The next gen of consoles are around the corner but how will these affect physical game stores? Life has been tough for typical high street stores that deal in games. If we take the UK as an example, lead retailer GAME has been in the throes of financial trouble for many years. The GAME Group went into administration in 2012 and this led to a restructure and the loss of all Gamestation branded stores. Since then the GAME Group has changed hands a number of times. In 2019 alone they were forced to close 40 stores. Other chains, including regional ones such as Grainger Games have also closed over the last few years.
This is not just a UK phenomenon – the most familiar gaming retailer in the US has also had many woes over the last few years. GameStop has seen shares slump in recent years and closed many stores. It is worth noting that this all came BEFORE Covid-19. This week GameStop announced the closure of 450-500 stores globally – a significant chunk of its current 5122 store portfolio.
Physical game stores are struggling
Why though? Well, there is a downward trend globally in footfall in physical stores. Online retailing has changed the landscape for the whole retail sector. Naturally it is harder for a physical store with overheads to compete with an online store. Online stores can also react quicker to market situations and price promote aggressively. They can also more effectively control stock levels. When you wander into a GAME store and see a bargain bin full of Fallout 76 copies it means units need to be shifted quickly
The rise in digital gaming
However the gaming retail sector faces an additional pressure – namely, digital gaming. In the UK, from 2017 – 2018, it was estimated that the digital market place purchases rose by 12.5% and overall amounted to 80% of the money spent in gaming in the UK. Now PC and Mobile gaming has been predominantly digital for many years now and of course this figure includes online only purchases, such as micro-transactions etc. It notes that AAA titles in this period were still 75% physical.
What was clear though is that there was a year on year decline in physical games. This has only been exacerbated by the current Covid-19 pandemic. Sony, for example, reported that in 2020 74% of software sales were digital in the quarter previous to August 2020. Pricing on digital stores has become far more aggressive and while it is true that AAA releases are typically more expensive digitally at launch, that is only because of aggressive pricing by physical retailers to retain market share – often at their own cost.
Subscription services – the elephant in the room
It is also worth noting that these stats are about game purchases. They exclude the new elephant in the room – paid subscription services. EA, Sony, Microsoft, Apple etc. all have their own paid digital subscription service that gives players access to lots of games. It is these paid subscription services that are really going to provide the death knell for physical stores.
The response to the launch of the Xbox One S Digital only console by Microsoft in 2019 was met with muted reactions. Reviews focused on the lack of the disc drive versus price and the limitations for gamers. Now cut to 2020 where the Xbox Series S has been announced. This cheaper next gen model is designed around digital gaming – no disc drive and bundles with the Microsoft Gamepass subscription. The verdict from most gaming media? Great value.
Next Gen Digital only models now good?
For a publisher and platform holder, digital is the dream. Subscriptions represent monthly revenue which is easier to predict. Digital sales all pay a dividend to those who run the stores. Prices can be controlled and importantly, cannot be distributed second-hand. Gone will be the days of your mate passing round GTA in the playground like a covert crack dealer.
Gamers have typically bemoaned the death of physical for these reasons but in a pandemic world where money may be tight, these subscription services, like Netflix and Amazon Prime before them, represent good value to a large portion of the market. That is why both PlayStation and Xbox are releasing digital only versions at lower prices than their disc loaded brethren and why gamers are now looking at a digital future differently.
Death of the second hand market?
Make no mistake, next gen will hit physical game stores hard and very quickly. Once GAME has sold you your Xbox Series S, you will no longer shop at GAME for that console. The rest is on the digital marketplace. It also means no trade-ins. Indeed, where game stores like GAME or Gamestop typically make profit is on second hand gaming. Some stores, such as CEX in the UK only deal in second-hand games. Owners of digital only consoles will never need to frequent those stores again.

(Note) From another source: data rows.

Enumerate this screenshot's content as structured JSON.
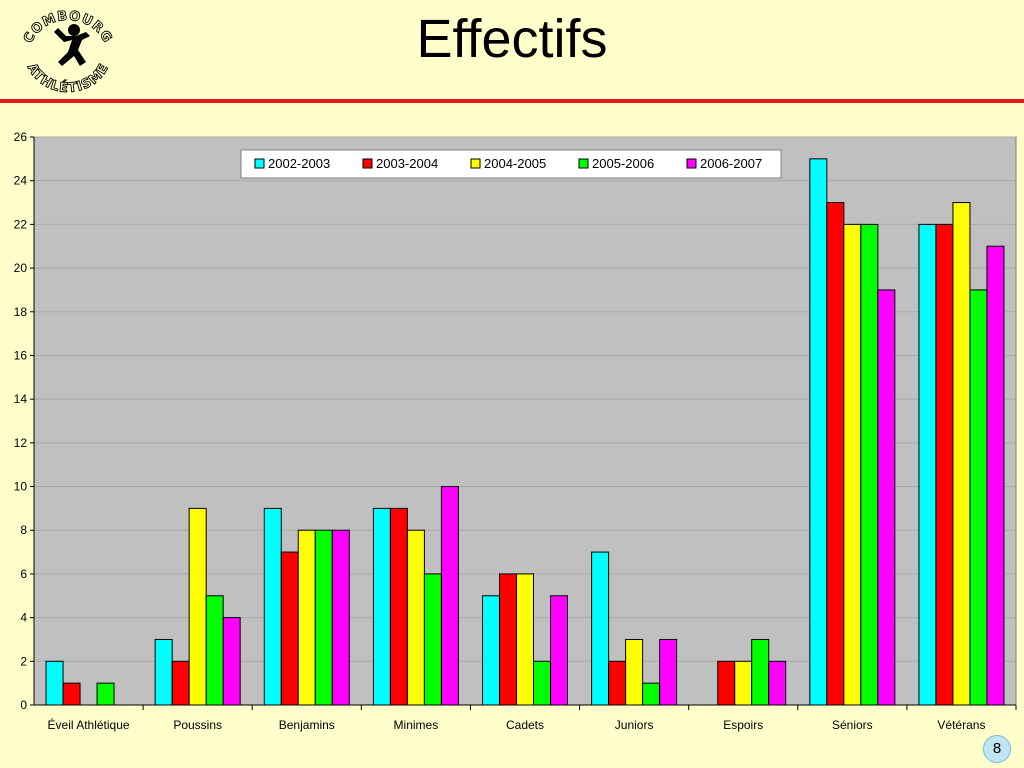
{
  "slide": {
    "title": "Effectifs",
    "page_number": "8",
    "logo_text_top": "COMBOURG",
    "logo_text_bottom": "ATHLÉTISME"
  },
  "colors": {
    "background": "#ffffcc",
    "title_rule": "#e31b1b",
    "plot_area": "#c0c0c0"
  },
  "chart_data": {
    "type": "bar",
    "title": "",
    "xlabel": "",
    "ylabel": "",
    "ylim": [
      0,
      26
    ],
    "yticks": [
      0,
      2,
      4,
      6,
      8,
      10,
      12,
      14,
      16,
      18,
      20,
      22,
      24,
      26
    ],
    "grid": true,
    "legend_position": "top-center",
    "categories": [
      "Éveil Athlétique",
      "Poussins",
      "Benjamins",
      "Minimes",
      "Cadets",
      "Juniors",
      "Espoirs",
      "Séniors",
      "Vétérans"
    ],
    "series": [
      {
        "name": "2002-2003",
        "color": "#00ffff",
        "values": [
          2,
          3,
          9,
          9,
          5,
          7,
          0,
          25,
          22
        ]
      },
      {
        "name": "2003-2004",
        "color": "#ff0000",
        "values": [
          1,
          2,
          7,
          9,
          6,
          2,
          2,
          23,
          22
        ]
      },
      {
        "name": "2004-2005",
        "color": "#ffff00",
        "values": [
          0,
          9,
          8,
          8,
          6,
          3,
          2,
          22,
          23
        ]
      },
      {
        "name": "2005-2006",
        "color": "#00ff00",
        "values": [
          1,
          5,
          8,
          6,
          2,
          1,
          3,
          22,
          19
        ]
      },
      {
        "name": "2006-2007",
        "color": "#ff00ff",
        "values": [
          0,
          4,
          8,
          10,
          5,
          3,
          2,
          19,
          21
        ]
      }
    ]
  }
}
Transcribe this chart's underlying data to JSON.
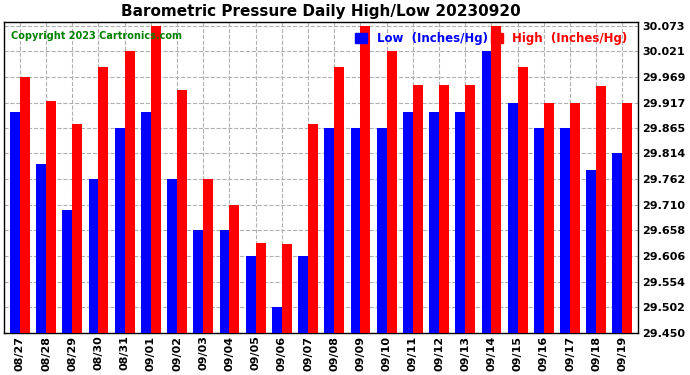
{
  "title": "Barometric Pressure Daily High/Low 20230920",
  "copyright": "Copyright 2023 Cartronics.com",
  "legend_low": "Low  (Inches/Hg)",
  "legend_high": "High  (Inches/Hg)",
  "dates": [
    "08/27",
    "08/28",
    "08/29",
    "08/30",
    "08/31",
    "09/01",
    "09/02",
    "09/03",
    "09/04",
    "09/05",
    "09/06",
    "09/07",
    "09/08",
    "09/09",
    "09/10",
    "09/11",
    "09/12",
    "09/13",
    "09/14",
    "09/15",
    "09/16",
    "09/17",
    "09/18",
    "09/19"
  ],
  "high": [
    29.969,
    29.921,
    29.873,
    29.99,
    30.021,
    30.073,
    29.942,
    29.762,
    29.71,
    29.632,
    29.631,
    29.873,
    29.99,
    30.073,
    30.021,
    29.953,
    29.953,
    29.953,
    30.073,
    29.99,
    29.917,
    29.917,
    29.95,
    29.917
  ],
  "low": [
    29.897,
    29.793,
    29.7,
    29.762,
    29.865,
    29.897,
    29.762,
    29.658,
    29.658,
    29.606,
    29.502,
    29.606,
    29.865,
    29.865,
    29.865,
    29.897,
    29.897,
    29.897,
    30.021,
    29.917,
    29.865,
    29.865,
    29.78,
    29.814
  ],
  "ylim_min": 29.45,
  "ylim_max": 30.073,
  "yticks": [
    29.45,
    29.502,
    29.554,
    29.606,
    29.658,
    29.71,
    29.762,
    29.814,
    29.865,
    29.917,
    29.969,
    30.021,
    30.073
  ],
  "bar_width": 0.38,
  "low_color": "#0000ff",
  "high_color": "#ff0000",
  "bg_color": "#ffffff",
  "grid_color": "#b0b0b0",
  "title_fontsize": 11,
  "tick_fontsize": 8,
  "legend_fontsize": 8.5
}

This move to digital will only increase as more online services are offered. Google Stadia may not be off to a flying start but Xbox xCloud is round the corner and PS Now offers streaming services. Over the next decade, we may move to a place where being tied to physical device is no longer a necessity.
Next gen a digital dream but physical game store nightmare
I consider myself a collector but I have to be honest and say that I have been a subscriber of Gamepass for over a year now and have played many games via the service. I’m one of those contemplating the Xbox Series S as a cheap upgrade path to next gen. When these next gen consoles roll out over the coming months, many console gamers will unconsciously begin to follow their PC cousins and move to a fully digital world.
Obviously many physical game stores will try to diversify. GAME in the U.K has begun opening stores dedicated to the growing E-Sports market. Many second hand retailers are now focusing on other gaming merchandise, retro gaming and hardware sales to try and compensate.
However, in a digital world, it seems highly likely that this is the last generation where we will be able to browse brick and mortar retailers for our console games. The question for gamers – is this a good or bad thing?